All during the cold war American intervention was a dirty word on the left. It was usually taken to mean interfering in other countries to suppress radical movements, always under the catchall justification of anti-Communism. But over the past decade, with the disappearance of the ideological foe, what was once viewed as repressive and self-serving is now described as responsible and humanitarian. Enter "Operation Just Cause" in the Balkans and what is described as "virtuous intervention." Since the end of the cold war the United States has intervened with military force in five internal or regional conflicts: Somalia, Haiti, Iraq, Bosnia and Kosovo. In the first two the United States acted alone; in the others it was aided to one degree or another by allies. In each of these interventions the results have been, to say the least, disappointing. Saddam Hussein is still in power, Somalia is still ruled by warlords, Haiti is still mired in misery and oppression, Bosnia has been effectively partitioned into ethnic enclaves and Kosovo is being ethnically purified under the aegis of the Kosovo Liberation Army.

The "virtuous" part of these interventions has been more in the intentions than the consequences. Does this mean that the principle of humanitarian intervention is wrong or doomed to failure? No, but it does provide some important caveats.

First, interventions that are purely "humanitarian" and far removed from obvious concerns about national security can be sustained only if they are relatively cheap in lives and resources; have at least a veneer of international approval; confront situations that are genocidal, in that they threaten the very existence of a people; and can be resolved by military action. The five interventions of the past decade do not easily fill these requirements, and have fallen short of their ambitious goals.

By contrast, the one intervention that we should have undertaken, that we could have accomplished quickly and successfully, and that was shameful not to have undertaken was in Rwanda. There, with several thousand armed men we could have prevented the murder of an estimated 800,000. But it was only Africa, after all, and a few of our soldiers might have been shot, and it was all so primeval and distant, and it was hard to find any political advantage in it.

Where we have intervened the reasons have not always been exclusively humanitarian or virtuous: In Kuwait we also sought to protect the sources of cheap oil; in Somalia in part to get embarrassing TV coverage off the nightly news; in Haiti to stanch the flow of refugees to Florida; in Bosnia and Kosovo to assert America's continued leadership of Europe through NATO. The two major interventions described as "humanitarian"--Bosnia and Kosovo--did end the fighting and some of the human rights abuses. But only for a time. In Kosovo as in Bosnia, the peacekeepers cannot be withdrawn lest fighting resume. This is because the interventions ignored, and in some cases exacerbated, the political nature of the disputes. The issue in both cases was that of self-determination: the right of an ethnic group to secede from an existing state. In Bosnia, the United States (and the Europeans) endorsed this principle; in Kosovo it fought in support of an armed separatist group but maintains that it opposes the total detachment of the province from Serbia.
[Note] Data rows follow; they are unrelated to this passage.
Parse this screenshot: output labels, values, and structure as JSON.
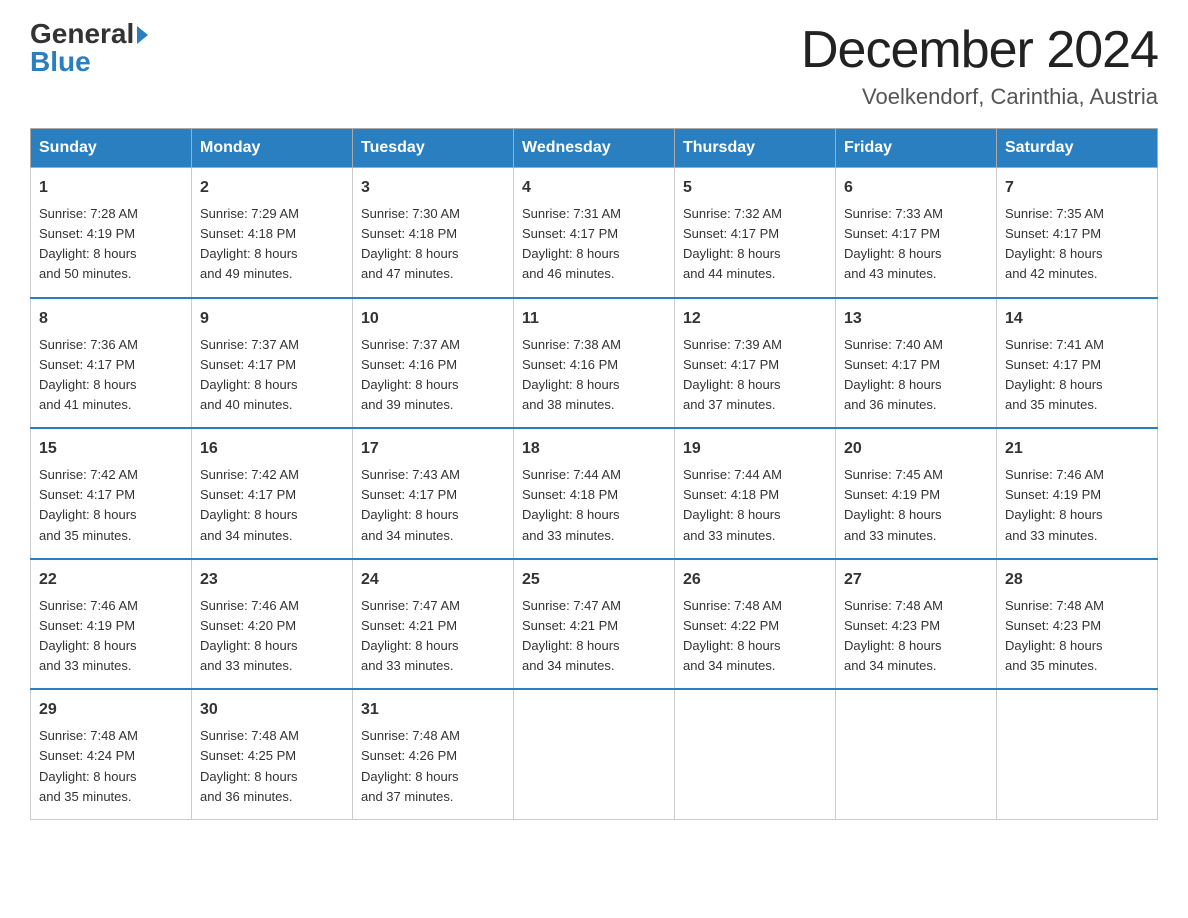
{
  "header": {
    "logo": {
      "general": "General",
      "blue": "Blue"
    },
    "title": "December 2024",
    "location": "Voelkendorf, Carinthia, Austria"
  },
  "calendar": {
    "weekdays": [
      "Sunday",
      "Monday",
      "Tuesday",
      "Wednesday",
      "Thursday",
      "Friday",
      "Saturday"
    ],
    "weeks": [
      [
        {
          "day": "1",
          "sunrise": "7:28 AM",
          "sunset": "4:19 PM",
          "daylight": "8 hours and 50 minutes."
        },
        {
          "day": "2",
          "sunrise": "7:29 AM",
          "sunset": "4:18 PM",
          "daylight": "8 hours and 49 minutes."
        },
        {
          "day": "3",
          "sunrise": "7:30 AM",
          "sunset": "4:18 PM",
          "daylight": "8 hours and 47 minutes."
        },
        {
          "day": "4",
          "sunrise": "7:31 AM",
          "sunset": "4:17 PM",
          "daylight": "8 hours and 46 minutes."
        },
        {
          "day": "5",
          "sunrise": "7:32 AM",
          "sunset": "4:17 PM",
          "daylight": "8 hours and 44 minutes."
        },
        {
          "day": "6",
          "sunrise": "7:33 AM",
          "sunset": "4:17 PM",
          "daylight": "8 hours and 43 minutes."
        },
        {
          "day": "7",
          "sunrise": "7:35 AM",
          "sunset": "4:17 PM",
          "daylight": "8 hours and 42 minutes."
        }
      ],
      [
        {
          "day": "8",
          "sunrise": "7:36 AM",
          "sunset": "4:17 PM",
          "daylight": "8 hours and 41 minutes."
        },
        {
          "day": "9",
          "sunrise": "7:37 AM",
          "sunset": "4:17 PM",
          "daylight": "8 hours and 40 minutes."
        },
        {
          "day": "10",
          "sunrise": "7:37 AM",
          "sunset": "4:16 PM",
          "daylight": "8 hours and 39 minutes."
        },
        {
          "day": "11",
          "sunrise": "7:38 AM",
          "sunset": "4:16 PM",
          "daylight": "8 hours and 38 minutes."
        },
        {
          "day": "12",
          "sunrise": "7:39 AM",
          "sunset": "4:17 PM",
          "daylight": "8 hours and 37 minutes."
        },
        {
          "day": "13",
          "sunrise": "7:40 AM",
          "sunset": "4:17 PM",
          "daylight": "8 hours and 36 minutes."
        },
        {
          "day": "14",
          "sunrise": "7:41 AM",
          "sunset": "4:17 PM",
          "daylight": "8 hours and 35 minutes."
        }
      ],
      [
        {
          "day": "15",
          "sunrise": "7:42 AM",
          "sunset": "4:17 PM",
          "daylight": "8 hours and 35 minutes."
        },
        {
          "day": "16",
          "sunrise": "7:42 AM",
          "sunset": "4:17 PM",
          "daylight": "8 hours and 34 minutes."
        },
        {
          "day": "17",
          "sunrise": "7:43 AM",
          "sunset": "4:17 PM",
          "daylight": "8 hours and 34 minutes."
        },
        {
          "day": "18",
          "sunrise": "7:44 AM",
          "sunset": "4:18 PM",
          "daylight": "8 hours and 33 minutes."
        },
        {
          "day": "19",
          "sunrise": "7:44 AM",
          "sunset": "4:18 PM",
          "daylight": "8 hours and 33 minutes."
        },
        {
          "day": "20",
          "sunrise": "7:45 AM",
          "sunset": "4:19 PM",
          "daylight": "8 hours and 33 minutes."
        },
        {
          "day": "21",
          "sunrise": "7:46 AM",
          "sunset": "4:19 PM",
          "daylight": "8 hours and 33 minutes."
        }
      ],
      [
        {
          "day": "22",
          "sunrise": "7:46 AM",
          "sunset": "4:19 PM",
          "daylight": "8 hours and 33 minutes."
        },
        {
          "day": "23",
          "sunrise": "7:46 AM",
          "sunset": "4:20 PM",
          "daylight": "8 hours and 33 minutes."
        },
        {
          "day": "24",
          "sunrise": "7:47 AM",
          "sunset": "4:21 PM",
          "daylight": "8 hours and 33 minutes."
        },
        {
          "day": "25",
          "sunrise": "7:47 AM",
          "sunset": "4:21 PM",
          "daylight": "8 hours and 34 minutes."
        },
        {
          "day": "26",
          "sunrise": "7:48 AM",
          "sunset": "4:22 PM",
          "daylight": "8 hours and 34 minutes."
        },
        {
          "day": "27",
          "sunrise": "7:48 AM",
          "sunset": "4:23 PM",
          "daylight": "8 hours and 34 minutes."
        },
        {
          "day": "28",
          "sunrise": "7:48 AM",
          "sunset": "4:23 PM",
          "daylight": "8 hours and 35 minutes."
        }
      ],
      [
        {
          "day": "29",
          "sunrise": "7:48 AM",
          "sunset": "4:24 PM",
          "daylight": "8 hours and 35 minutes."
        },
        {
          "day": "30",
          "sunrise": "7:48 AM",
          "sunset": "4:25 PM",
          "daylight": "8 hours and 36 minutes."
        },
        {
          "day": "31",
          "sunrise": "7:48 AM",
          "sunset": "4:26 PM",
          "daylight": "8 hours and 37 minutes."
        },
        null,
        null,
        null,
        null
      ]
    ],
    "sunrise_label": "Sunrise:",
    "sunset_label": "Sunset:",
    "daylight_label": "Daylight:"
  }
}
The trouble with the principle of ethnic self-determination is that its pursuit could lead to the destruction of a great many existing states and widespread warfare of the kind seen in places like Sri Lanka. Based on the exaltation of tribal loyalties, it invites majorities to be intransigent, furnishes pretexts for repression and leads to civil wars. It also denies the basis of our own social compact and our declared allegiance to multiculturalism.

There are times when foreign intervention in support of an ethnic group may be necessary: when its people are targeted for genocidal extermination (as were the Tutsis of Rwanda and the Jews of Nazi Europe), when they have been subjected to severe and repeated crimes against humanity, and when there have been persistent human rights abuses over a sustained period of time against an ethnic community.

In relatively few cases do these conditions apply. But that's all the more reason to draw the lines strictly so that intervention can be undertaken with maximum public support. Whether it will be successful depends on more than virtue or righteousness. It demands the commitment of all sides to a workable accord. It depends on being framed and enforced in such a way as to bring greater stability to the area. It requires support for domestic groups actively seeking a political settlement--not those simply using foreign intervention to further their own purposes. And it must be applied in such a way as to discourage resentful ethnic separatists from using foreign humanitarians to dismember existing states.

The more intervention strays from concerns over self-defense, the more subjective it becomes. To say that we have the right to intervene anywhere we choose to protect our self-defined "values and interests" is to open the door to other nations to defend their own--as they define them. A humanitarian impulse could, through abuse, become a geopolitical nightmare. This is why intervention should be an international undertaking--not because we need the physical support of other nations but to temper the dangers of self-righteousness and self-delusion.